Avec le temps, la rivalité de clocher s’est transformée quelque peu. Une certaine tension peut parfois se faire sentir entre le Lac et le Saguenay mais nous nous considérons beaucoup plus comme complémentaires l’un et l’autre. Les terres fertiles du lac Saint-Jean procurent emploi et nourriture; son bassin hydrographique très important permet à plusieurs entreprises forestières d’y installer leur barrage hydroélectrique. Quant au Saguenay, possédant un grand centre urbain, les industries de transformation et de fabrication ont une place importante dans la vie des Saguenéens. De part et d’autres du territoire, l’eau et la forêt sont pourvoyeurs de ressources, d’emploi et de tourisme.

Premières nations

À leur arrivée, les Européens ont nommé les amérindiens « Montagnais » car la région du lac Saint-Jean est ceinturée par une série de montagnes, la fin du système des Laurentides qui se nomme « La Lionne ». Entre eux, les Montagnais se nomment Ilnu (singulier) ou Ilunatsh (pluriel), ce qui signifie Homme(s); la « famille » qui habitait et habite encore la région du Saguenay—Lac-Saint-Jean avait le deuxième nom de Kakouchak ou porc-épic.

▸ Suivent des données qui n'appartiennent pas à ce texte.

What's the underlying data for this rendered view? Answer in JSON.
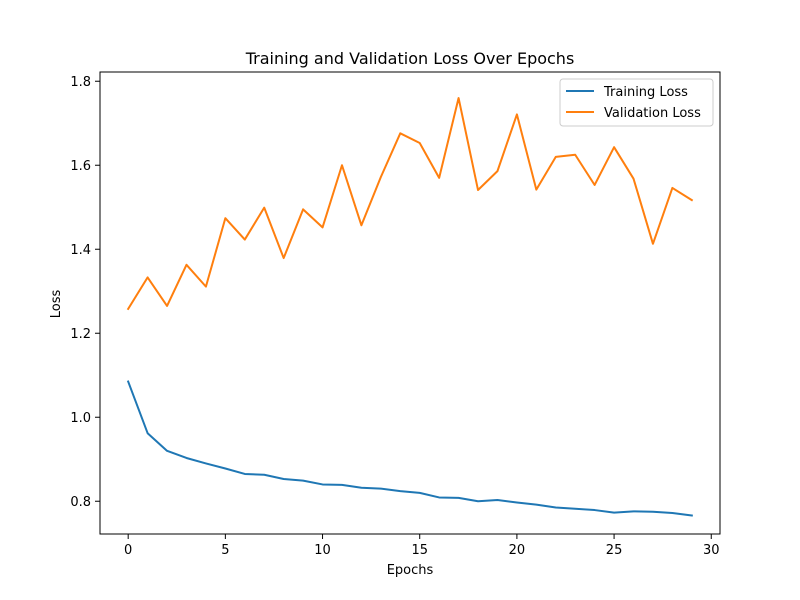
{
  "chart_data": {
    "type": "line",
    "title": "Training and Validation Loss Over Epochs",
    "xlabel": "Epochs",
    "ylabel": "Loss",
    "xlim": [
      -1.45,
      30.45
    ],
    "ylim": [
      0.722,
      1.822
    ],
    "xticks": [
      0,
      5,
      10,
      15,
      20,
      25,
      30
    ],
    "xtick_labels": [
      "0",
      "5",
      "10",
      "15",
      "20",
      "25",
      "30"
    ],
    "yticks": [
      0.8,
      1.0,
      1.2,
      1.4,
      1.6,
      1.8
    ],
    "ytick_labels": [
      "0.8",
      "1.0",
      "1.2",
      "1.4",
      "1.6",
      "1.8"
    ],
    "grid": false,
    "legend_position": "top-right",
    "x": [
      0,
      1,
      2,
      3,
      4,
      5,
      6,
      7,
      8,
      9,
      10,
      11,
      12,
      13,
      14,
      15,
      16,
      17,
      18,
      19,
      20,
      21,
      22,
      23,
      24,
      25,
      26,
      27,
      28,
      29
    ],
    "series": [
      {
        "name": "Training Loss",
        "color": "#1f77b4",
        "values": [
          1.085,
          0.962,
          0.92,
          0.903,
          0.89,
          0.878,
          0.865,
          0.863,
          0.853,
          0.849,
          0.84,
          0.839,
          0.832,
          0.83,
          0.824,
          0.82,
          0.809,
          0.808,
          0.8,
          0.803,
          0.797,
          0.792,
          0.785,
          0.782,
          0.779,
          0.773,
          0.776,
          0.775,
          0.772,
          0.766
        ]
      },
      {
        "name": "Validation Loss",
        "color": "#ff7f0e",
        "values": [
          1.258,
          1.333,
          1.265,
          1.363,
          1.311,
          1.474,
          1.423,
          1.499,
          1.379,
          1.495,
          1.452,
          1.6,
          1.457,
          1.572,
          1.676,
          1.653,
          1.57,
          1.76,
          1.541,
          1.586,
          1.721,
          1.542,
          1.62,
          1.625,
          1.553,
          1.643,
          1.568,
          1.413,
          1.546,
          1.517
        ]
      }
    ]
  }
}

Le Piékuagami a longtemps été un lieu de rassemblement pour les multiples familles Ilnuatsh vivant dans les territoires du Nitassinan (rive du Saint-Laurent, du lac Saint-Jean jusqu’au Labrador et jusqu’à Sherfferville). Mashteuiatsh, le nom de la réserve amérindienne du lac Saint-Jean signifie « là où il y a une pointe ». Bien avant de devenir telle qu’on la connaît depuis 1856, cette pointe était pour les Ilunatsh un point de rassemblement et un lieu de passage très fréquenté. La communauté a porté différents noms au cours de son histoire : Ouiatchouan jusqu’à 1985 pour devenir ensuite Mashteuiatsh…par contre, le nom de Pointe-Bleue a longtemps été utilisé.